Jimmy Page had sniffed the lavender trail into my office. He three-sixtied around my legs then nestled himself under the desk for a snooze. Jessica backpedaled from the dog in a rather unusual way, as if somewhat repelled, or maybe frightened. This was odd considering the corny love she usually exhibited for him. She walked over to the bookshelf, thumbed the outside of one of the medical journals there as though she could actually read the spine, then asked, "Daddy, are there such things as ghosts?"

Once the words came out of her mouth, I knew there'd be a fair share of counseling sessions ahead of me. She'd gotten the idea from somewhere (those damn daytime talk shows; I'd have to have a word with Christine about this ASAP), and now it was sticking in her head like tar-balls on an unsuspecting wader's feet.

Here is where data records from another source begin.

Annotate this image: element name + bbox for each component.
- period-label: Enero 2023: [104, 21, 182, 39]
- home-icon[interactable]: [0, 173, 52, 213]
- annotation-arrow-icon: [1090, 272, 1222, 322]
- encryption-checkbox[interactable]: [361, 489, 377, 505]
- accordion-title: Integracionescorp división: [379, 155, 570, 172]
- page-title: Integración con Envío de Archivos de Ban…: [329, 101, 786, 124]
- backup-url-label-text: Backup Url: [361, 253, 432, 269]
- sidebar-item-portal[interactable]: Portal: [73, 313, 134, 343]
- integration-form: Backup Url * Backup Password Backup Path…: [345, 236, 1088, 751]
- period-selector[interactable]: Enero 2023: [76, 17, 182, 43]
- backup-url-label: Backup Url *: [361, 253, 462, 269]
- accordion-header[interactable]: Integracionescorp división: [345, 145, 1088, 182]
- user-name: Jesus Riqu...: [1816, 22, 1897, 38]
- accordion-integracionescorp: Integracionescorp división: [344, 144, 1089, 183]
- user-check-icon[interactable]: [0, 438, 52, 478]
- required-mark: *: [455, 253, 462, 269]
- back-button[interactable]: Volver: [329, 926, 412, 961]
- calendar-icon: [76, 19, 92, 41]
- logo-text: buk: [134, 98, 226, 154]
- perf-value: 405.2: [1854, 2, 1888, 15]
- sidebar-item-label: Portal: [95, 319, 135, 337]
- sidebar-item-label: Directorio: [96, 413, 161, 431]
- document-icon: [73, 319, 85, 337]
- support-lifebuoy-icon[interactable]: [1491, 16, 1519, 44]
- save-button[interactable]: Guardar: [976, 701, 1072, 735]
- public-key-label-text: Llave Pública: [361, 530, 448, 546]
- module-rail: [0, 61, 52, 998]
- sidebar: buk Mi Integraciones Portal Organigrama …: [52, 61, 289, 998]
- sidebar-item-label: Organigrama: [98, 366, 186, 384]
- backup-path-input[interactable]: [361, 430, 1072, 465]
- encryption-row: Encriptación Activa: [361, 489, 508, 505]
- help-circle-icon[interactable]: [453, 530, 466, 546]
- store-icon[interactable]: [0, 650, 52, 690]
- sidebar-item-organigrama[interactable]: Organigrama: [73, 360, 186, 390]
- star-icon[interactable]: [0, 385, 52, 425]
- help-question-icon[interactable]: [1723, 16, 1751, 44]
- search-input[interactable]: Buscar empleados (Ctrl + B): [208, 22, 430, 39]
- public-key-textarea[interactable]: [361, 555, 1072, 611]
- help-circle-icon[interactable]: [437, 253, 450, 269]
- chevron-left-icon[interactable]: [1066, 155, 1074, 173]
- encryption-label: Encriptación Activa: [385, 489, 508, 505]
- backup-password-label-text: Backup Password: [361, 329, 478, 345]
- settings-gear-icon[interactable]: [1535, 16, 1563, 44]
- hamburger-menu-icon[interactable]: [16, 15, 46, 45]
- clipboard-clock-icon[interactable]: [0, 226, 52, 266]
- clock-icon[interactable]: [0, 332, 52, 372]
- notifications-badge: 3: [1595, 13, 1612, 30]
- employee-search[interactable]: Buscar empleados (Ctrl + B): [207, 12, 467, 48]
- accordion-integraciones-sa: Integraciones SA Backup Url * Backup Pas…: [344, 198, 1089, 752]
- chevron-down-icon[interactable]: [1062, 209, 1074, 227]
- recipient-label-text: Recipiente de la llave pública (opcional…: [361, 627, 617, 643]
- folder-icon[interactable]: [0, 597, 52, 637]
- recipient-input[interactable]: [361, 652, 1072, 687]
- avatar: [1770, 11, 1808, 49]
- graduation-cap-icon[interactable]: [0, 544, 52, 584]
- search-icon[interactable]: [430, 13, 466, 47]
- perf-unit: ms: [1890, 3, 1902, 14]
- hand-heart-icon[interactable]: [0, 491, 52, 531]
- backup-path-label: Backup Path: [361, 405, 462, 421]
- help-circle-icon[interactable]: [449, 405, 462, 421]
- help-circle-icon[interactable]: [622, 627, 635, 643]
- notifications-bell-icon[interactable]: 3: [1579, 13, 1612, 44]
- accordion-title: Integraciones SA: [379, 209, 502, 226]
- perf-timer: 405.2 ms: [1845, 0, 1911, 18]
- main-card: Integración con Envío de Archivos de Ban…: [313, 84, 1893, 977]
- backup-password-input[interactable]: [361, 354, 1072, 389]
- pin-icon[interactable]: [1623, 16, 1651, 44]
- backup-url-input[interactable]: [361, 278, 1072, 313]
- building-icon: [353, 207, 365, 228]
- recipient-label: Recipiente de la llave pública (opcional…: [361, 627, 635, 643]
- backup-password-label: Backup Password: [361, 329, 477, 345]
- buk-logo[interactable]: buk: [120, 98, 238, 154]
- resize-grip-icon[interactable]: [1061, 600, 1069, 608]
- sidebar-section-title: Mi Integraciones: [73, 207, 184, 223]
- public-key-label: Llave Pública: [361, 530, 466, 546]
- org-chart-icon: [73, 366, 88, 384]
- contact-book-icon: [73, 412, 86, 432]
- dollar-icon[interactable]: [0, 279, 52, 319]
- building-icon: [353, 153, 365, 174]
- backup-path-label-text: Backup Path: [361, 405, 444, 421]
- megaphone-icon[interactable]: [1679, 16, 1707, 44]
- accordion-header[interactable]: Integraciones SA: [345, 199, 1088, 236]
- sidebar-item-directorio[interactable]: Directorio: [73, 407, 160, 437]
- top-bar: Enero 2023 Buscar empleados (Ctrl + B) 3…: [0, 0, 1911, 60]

"Of course not, honey," I said. "And just where did you hear about such things as ghosts?"

"Scooby Doo," she revealed so matter of factly. Thank you very much.

I laughed inside. So much for my talk-show theory. No psychics in this girl's world just yet. "Scooby Doo. The dog from the cartoons?"

She nodded. And then she blew me away. "On the cartoon Scooby can always smell the ghosts before they come. And so can Page. He smells the ghosts at night in my room."

Hearing these words coming from my little innocent daughter's mouth sent wild shivers across my skin. It wasn't so much that Jessica might've spoken of a common childhood fear of things going bump in the night...it was more the fact that she said her
dog
was smelling something otherworldly in her room—an uncommonly alarming choice of words for a five year-old. Such a revelation might be expected from the daytime talk-show psychic, not my daughter.

"Honey, he can't possibly smell ghosts in your room because, as I said, there's no such thing as ghosts. They don't exist. Except in cartoons of course, and in the movies. But not in little girls' bedrooms. Not anywhere."

"Well...I guess Page can be wrong." There was a pause where I smiled and admired the naivety of my daughter. Her imagination had run amok, and I realized at that moment that the stressors of moving into a new home in a whole new town had finally taken hold of her mindstrings and given them a nice healthy tug.

"Does he bark in the middle of the night? Wake you up?" I'd never heard any late-night barking before and it occurred to me that Jessica might have simply dreamed it. Until she said:

"Yes, he does bark at night. Out the window. At the lights."

"The...lights?" There were sounds in the room, that of shuffling: Page finding a new position by my feet to lie in. His tail brushed against my exposed ankles and it exacerbated the sudden fear racing through my blood. Her words,
at the lights
, they'd been nothing I hadn't heard or seen before. But now they had a meaning, and her articulation of them equaled a slight form of horror, now out from the mouth of an innocent and into the open for me to case once again.